Semata-mata hanya seni membaca secara tartil (indah) dan tak ada kaitannya
dengan bagaimana melafalkan ayat Alquran.
Umumnya, para pembaca Alquran dari Mesir yang membawa
seni baca Alquran ke Indonesia. Mereka mengajarkan berbagai macam lagu dan
memberikan beragam variasinya serta membuat harmoni yang khas. Seni seperti
itulah yang sering kali diperlombakan dalam acara musabaqah tilawatil quran
(MTQ). Meski bukan satu-satunya jenis perlombaan, biasanya yang paling mencuat
memang masalah seni membaca. Sedangkan, bacaan qiraat sab'ah justru merupakan
cabang ilmu Alquran yang bersifat syar'i. Bahkan, dalam banyak hal, perbedaan
qiraat ini pun berpengaruh kepada perbedaan makna dan kesimpulan hukum.

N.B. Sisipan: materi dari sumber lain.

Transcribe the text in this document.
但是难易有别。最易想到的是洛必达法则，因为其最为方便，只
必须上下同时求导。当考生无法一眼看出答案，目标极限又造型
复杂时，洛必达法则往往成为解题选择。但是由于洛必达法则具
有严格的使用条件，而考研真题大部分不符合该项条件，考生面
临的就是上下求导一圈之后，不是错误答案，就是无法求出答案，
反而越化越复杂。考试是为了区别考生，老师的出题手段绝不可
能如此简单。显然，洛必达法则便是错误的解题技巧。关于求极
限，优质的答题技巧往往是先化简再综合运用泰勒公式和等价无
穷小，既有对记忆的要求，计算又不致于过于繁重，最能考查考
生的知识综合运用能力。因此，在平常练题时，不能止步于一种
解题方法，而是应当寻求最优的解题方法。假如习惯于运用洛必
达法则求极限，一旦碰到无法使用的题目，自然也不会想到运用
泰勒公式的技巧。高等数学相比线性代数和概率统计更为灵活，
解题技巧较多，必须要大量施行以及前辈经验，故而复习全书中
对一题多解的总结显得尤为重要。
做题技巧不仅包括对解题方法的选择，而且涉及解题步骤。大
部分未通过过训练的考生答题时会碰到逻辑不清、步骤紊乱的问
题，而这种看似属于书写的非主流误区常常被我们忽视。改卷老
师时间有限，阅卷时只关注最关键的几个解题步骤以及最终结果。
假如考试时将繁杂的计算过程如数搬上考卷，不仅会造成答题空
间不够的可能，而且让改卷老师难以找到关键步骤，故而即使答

Sedangkan, seni baca Alquran sama sekali di luar hal ini. Sebab, tujuannya
adalah menyuguhkan bacaan Alquran seindah mungkin. Nazam merupakan salah satu
bentuk ekspresi seni dalam Islam.
Nazam ini telah tumbuh sejak lama. Ibnu Manzur
menyatakan bahwa ada dua teori tentang asal mula munculnya nazam Alquran.
Pertama, nazam Alquran berasal dari nyanyian nenek moyang bangsa Arab. Kedua,
nazam terinspirasi dari nyanyian budak-budak kafir yang menjadi tawanan perang.

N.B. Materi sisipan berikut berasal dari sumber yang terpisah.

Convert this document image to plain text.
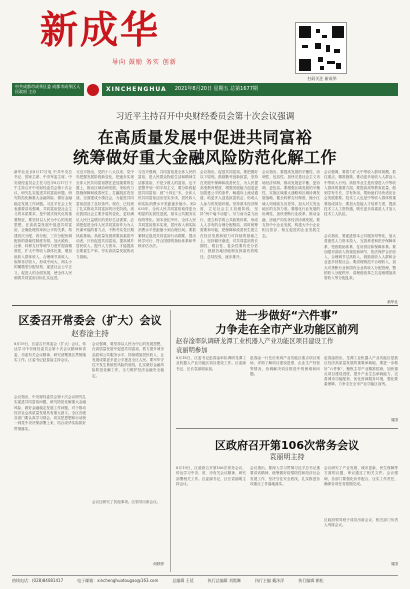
新成华
导向 鼓励 务实 创新
扫码关注 新成华
中共成都市成华区委 成都市成华区人民政府 主办	XINCHENGHUA	2021年8月20日 星期五 总第1677期
习近平主持召开中央财经委员会第十次会议强调
在高质量发展中促进共同富裕
统筹做好重大金融风险防范化解工作
新华社北京8月17日电 中共中央总书记、国家主席、中央军委主席、中央财经委员会主任习近平8月17日下午主持召开中央财经委员会第十次会议，研究扎实促进共同富裕问题，研究防范化解重大金融风险、做好金融稳定发展工作问题。习近平在会上发表重要讲话强调，共同富裕是社会主义的本质要求，是中国式现代化的重要特征，要坚持以人民为中心的发展思想，在高质量发展中促进共同富裕，正确处理效率和公平的关系，构建初次分配、再分配、三次分配协调配套的基础性制度安排，加大税收、社保、转移支付等调节力度并提高精准性，扩大中等收入群体比重，增加低收入群体收入，合理调节高收入，取缔非法收入，形成中间大、两头小的橄榄型分配结构，促进社会公平正义，促进人的全面发展，使全体人民朝着共同富裕目标扎实迈进。
习近平指出，党的十八大以来，党中央把握发展阶段新变化，把逐步实现全体人民共同富裕摆在更加重要的位置上，推动区域协调发展，采取有力措施保障和改善民生，打赢脱贫攻坚战，全面建成小康社会，为促进共同富裕创造了良好条件。现在，已经到了扎实推动共同富裕的历史阶段。适应我国社会主要矛盾的变化，更好满足人民日益增长的美好生活需要，必须把促进全体人民共同富裕作为为人民谋幸福的着力点，不断夯实党长期执政基础。高质量发展需要高素质劳动者，只有促进共同富裕，提高城乡居民收入，提升人力资本，才能提高全要素生产率，夯实高质量发展的动力基础。
习近平强调，共同富裕是全体人民的富裕，是人民群众物质生活和精神生活都富裕，不是少数人的富裕，也不是整齐划一的平均主义，要分阶段促进共同富裕：到“十四五”末，全体人民共同富裕迈出坚实步伐，居民收入和实际消费水平差距逐步缩小。到2035年，全体人民共同富裕取得更为明显的实质性进展，基本公共服务实现均等化。到本世纪中叶，全体人民共同富裕基本实现，居民收入和实际消费水平差距缩小到合理区间。要抓紧制定促进共同富裕行动纲要，提出科学可行、符合国情的指标体系和考核评估办法。
会议指出，促进共同富裕，要把握好以下原则。鼓励勤劳创新致富，坚持在发展中保障和改善民生，为人民提高受教育程度、增强发展能力创造更加普惠公平的条件，畅通向上流动通道，给更多人创造致富机会，形成人人参与的发展环境。坚持基本经济制度，立足社会主义初级阶段，坚持“两个毫不动摇”。尽力而为量力而行，建立科学的公共政策体系，形成人人享有的合理分配格局，同时统筹需要和可能，把保障和改善民生建立在经济发展和财力可持续的基础之上。坚持循序渐进，对共同富裕的长期性、艰巨性、复杂性要有充分估计，鼓励各地因地制宜探索有效路径，总结经验，逐步推开。
会议指出，要提高发展的平衡性、协调性、包容性，加快完善社会主义市场经济体制，推动发展更平衡、更协调、更包容。要增强区域发展的平衡性，实施区域重大战略和区域协调发展战略，健全转移支付制度，缩小区域人均财政支出差异，加大对欠发达地区的支持力度。要强化行业发展的协调性，加快垄断行业改革，推动金融、房地产同实体经济协调发展。要支持中小企业发展，构建大中小企业相互依存、相互促进的企业发展生态。
会议强调，要着力扩大中等收入群体规模，抓住重点、精准施策，推动更多低收入人群迈入中等收入行列。高校毕业生是有望进入中等收入群体的重要方面，要提高高等教育质量，做到学有专长、学有所用，帮助他们尽快适应社会发展需要。技术工人也是中等收入群体的重要组成部分，要加大技能人才培养力度，提高技术工人工资待遇，吸引更多高素质人才加入技术工人队伍。
会议指出，要促进基本公共服务均等化，加大普惠性人力资本投入，完善养老和医疗保障体系、兜底救助体系、住房供应和保障体系。要加强对高收入的规范和调节，依法保护合法收入，合理调节过高收入，鼓励高收入人群和企业更多回报社会。要清理规范不合理收入，加大对垄断行业和国有企业的收入分配管理，整顿收入分配秩序，清理借改革之名变相增加高管收入等分配乱象。
新华社
区委召开常委会（扩大）会议
赵春淦主持
8月19日，区委召开常委会（扩大）会议，传达学习中央财经委员会第十次会议精神和省委、市委有关会议精神，研究部署我区贯彻落实工作。区委书记赵春淦主持会议。
会议指出，中央财经委员会第十次会议研究扎实促进共同富裕问题，研究防范化解重大金融风险、做好金融稳定发展工作问题，对于推动经济社会高质量发展具有重大意义。全区各级各部门要认真学习领会，切实把思想和行动统一到党中央决策部署上来，结合成华实际抓好贯彻落实。
会议强调，要坚持以人民为中心的发展思想，在高质量发展中促进共同富裕，着力提升城市品质和公共服务水平，持续增加居民收入，让发展成果更多更公平惠及全区人民。要牢牢守住不发生系统性风险的底线，扎实做好金融风险防范化解工作，全力维护经济金融安全稳定。
会议还研究了其他事项。区领导出席会议。
何婷婷
进一步做好“六件事”
力争走在全市产业功能区前列
赵春淦率队调研龙潭工业机器人产业功能区项目建设工作
袁丽明参加
8月18日，区委书记赵春淦率队调研龙潭工业机器人产业功能区项目建设工作。区委副书记、区长袁丽明参加。
赵春淦一行先后来到产业功能区重点项目现场，详细了解项目建设进度、企业生产经营等情况，协调解决项目推进中的困难和问题。
赵春淦指出，龙潭工业机器人产业功能区是我区经济高质量发展的重要承载地，要进一步做好“六件事”，聚焦主导产业精准招商，加快重点项目建设进度，提升产业生态承载能力，完善城市功能配套，优化营商服务环境，强化要素保障，力争走在全市产业功能区前列。
周国
区政府召开第106次常务会议
袁丽明主持
8月19日，区政府召开第106次常务会议，传达学习中央、省、市有关会议精神，研究部署相关工作。区委副书记、区长袁丽明主持会议。
会议指出，要深入学习贯彻习近平总书记重要讲话精神，统筹做好疫情防控和经济社会发展工作，坚决守住安全底线，扎实推进各项重点工作落地落实。
会议研究了产业发展、城市更新、民生保障等方面的议题，审议通过了相关文件。会议强调，各部门要强化协作配合，压实工作责任，确保各项任务按期完成。
区政府领导班子成员出席会议，相关部门负责人列席会议。
周国
热线电话：(028)84081417	电子邮箱：xinchenghuatougao@163.com	总编辑 王延	执行总编辑 刘霞琳	执行主编 戴沐洋	执行编辑 朝松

Kedua teori tersebut menegaskan bahwa lagu-lagu Alquran berasal dari khazanah
tradisional Arab. Dengan teori ini pula, ditegaskan bahwa lagu-lagu Alquran idealnya
bernuansa irama Arab. Seni baca Alquran baru menampakkan geliatnya pada awal
abad ke-20 M yang berpusat di Makkah dan Madinah serta di Indonesia sebagai
negeri berpenduduk mayoritas Muslim yang sangat aktif mentransfer ilmu-ilmu
agama (termasuk nazam) sejak awal abad ke-19 M.
Hingga hari ini, Makkah dan Mesir merupakan kiblat
nazam dunia. Masing-masing kiblat nazam memiliki karakteristik tersendiri.
Dalam Makkawi, dikenal lagu Banjakah, Hijaz, Mayya, Rakby, Jaharkah, Syikah,
dan Dukkah. Sementara itu, pada Misri terdapat Bayyati, Hijaz, Shoba, Ras,
Jiharkah, Sikah, dan Nahawan.
Pada abad ke-20, kedua model lagu tersebut masuk ke
Indonesia. Transmisi lagu-lagu tersebut dilakukan oleh ulama-ulama yang
mengkaji ilmu-ilmu agama di sana yang pulang ke tanah air untuk mengembangkan
ilmunya, termasuk seni baca Alquran. Lagu Makkawi sangat digandrungi di awal
perkembangannya di Indonesia karena liriknya yang sangat sederhana dan relatif
datar. Lagu Makkawi mewujud dalam Barzanji.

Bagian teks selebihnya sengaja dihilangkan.